Guyana Resource Center
Set like a gem in the crown of South America, nestled on the North-Eastern shoulder, defying the raging Atlantic Ocean, Guyana's many waterways reflect the source of it's name "The Land of Many Waters"
Image hosting by Photobucket Image hosting by PhotobucketKaieteur Falls, the world's highest single drop waterfall (741 feet).Image hosting by Photobucket Image hosting by Photobucket
Monday, February 13, 2006
Kaieteur Park set to grab tourist dollars from World Cup fans

By Mark Ramotar

GUYANA’S part-hosting of the biggest showcase event here - Cricket World Cup 2007 - will present an ideal, multi-faceted opportunity to showcase Guyana’s national treasure and the world’s highest single-drop waterfall – the majestic Kaieteur.

Chairman of the Kaieteur National Park, Mr.

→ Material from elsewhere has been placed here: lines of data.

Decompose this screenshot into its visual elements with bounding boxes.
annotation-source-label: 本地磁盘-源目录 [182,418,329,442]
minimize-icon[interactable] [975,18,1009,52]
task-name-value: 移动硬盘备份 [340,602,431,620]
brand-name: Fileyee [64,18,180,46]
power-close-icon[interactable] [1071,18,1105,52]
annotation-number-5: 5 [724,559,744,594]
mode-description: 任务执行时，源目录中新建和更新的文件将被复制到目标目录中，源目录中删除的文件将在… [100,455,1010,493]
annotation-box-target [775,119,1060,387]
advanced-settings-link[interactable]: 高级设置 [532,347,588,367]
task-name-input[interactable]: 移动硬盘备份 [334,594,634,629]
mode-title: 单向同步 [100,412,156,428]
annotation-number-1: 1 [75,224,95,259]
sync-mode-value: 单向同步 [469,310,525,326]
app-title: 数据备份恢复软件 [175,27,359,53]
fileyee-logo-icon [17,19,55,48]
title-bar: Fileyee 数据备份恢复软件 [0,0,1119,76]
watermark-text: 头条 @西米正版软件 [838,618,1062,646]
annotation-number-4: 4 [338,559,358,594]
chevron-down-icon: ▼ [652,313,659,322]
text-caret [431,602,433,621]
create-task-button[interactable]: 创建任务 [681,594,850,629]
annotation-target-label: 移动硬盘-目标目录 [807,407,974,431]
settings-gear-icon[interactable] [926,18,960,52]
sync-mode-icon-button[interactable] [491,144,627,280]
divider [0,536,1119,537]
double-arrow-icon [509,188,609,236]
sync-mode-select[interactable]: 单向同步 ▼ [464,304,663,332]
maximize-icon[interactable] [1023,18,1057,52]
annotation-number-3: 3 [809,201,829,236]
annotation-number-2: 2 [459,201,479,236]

Shyam Nokta, said the huge anticipated influx of tourists, foreign journalists and others to Guyana for the 2007 Cricket World Cup event is a “must be taken” and “can’t allow it to slip by” opportunity to showcase Kaieteur Falls - regarded as Guyana’s ‘crown jewel’.

Nokta noted that the hosting of the mega-event here next year will no doubt bring a tremendous surge of tourism dollars; and while there are numerous tourist sites, places and facilities to see and visit here – Kaieteur Falls is expected to feature very prominently in that overall tourism package for Guyana.

Nokta said Guyanese must show the world that they are ready to host the CWC 2007 and, at the same time, ensure that every possible opportunity is grasped to showcase the vast and extraordinary richness of the country, in terms of awe-inspiring sites and the multi-cultural customs and traditions.

One such site Nokta was making specific reference to is the majestic Kaieteur Falls – the world’s highest single drop waterfall, with a sheer drop of 741 ft.

“We at Kaieteur National Park and the National Parks Commission are working towards Cricket World Cup 2007 in a significant way, because we recognize that this perhaps will be one of the main showcase opportunities for Guyana and also for the Kaieteur Park… we all know that Kaieteur is our national showpiece and we expect that it will be featured in a most significant and prominent way in the run up to CWC 2007 and importantly, in the years after CWC 2007,” Nokta told this newspaper last week.

Visits to Kaieteur Falls by travel writers and tourists have inspired the most glowing superlatives deemed appropriate to capturing the indescribable beauty of a vast wall of water tumbling 741 feet down into a gorge.

Charles Barrington Brown, the British geologist who is reputed to be the first European to have seen the Kaieteur Falls in 1870, was struck by its ‘grandeur and magnitude’.

Sir T. Crossley Rayner, former Attorney General, visited the Falls in 1911 and was stunned by what he termed ‘the almost awful grandeur of the scene’ which he compared to a ‘magnificent cathedral of nature’, according to this country’s official tourist guide magazine – ‘Explore Guyana’.

Another report describes the Kaieteur Falls as ‘some gigantic savage beast of magnificent form and perfect grace’.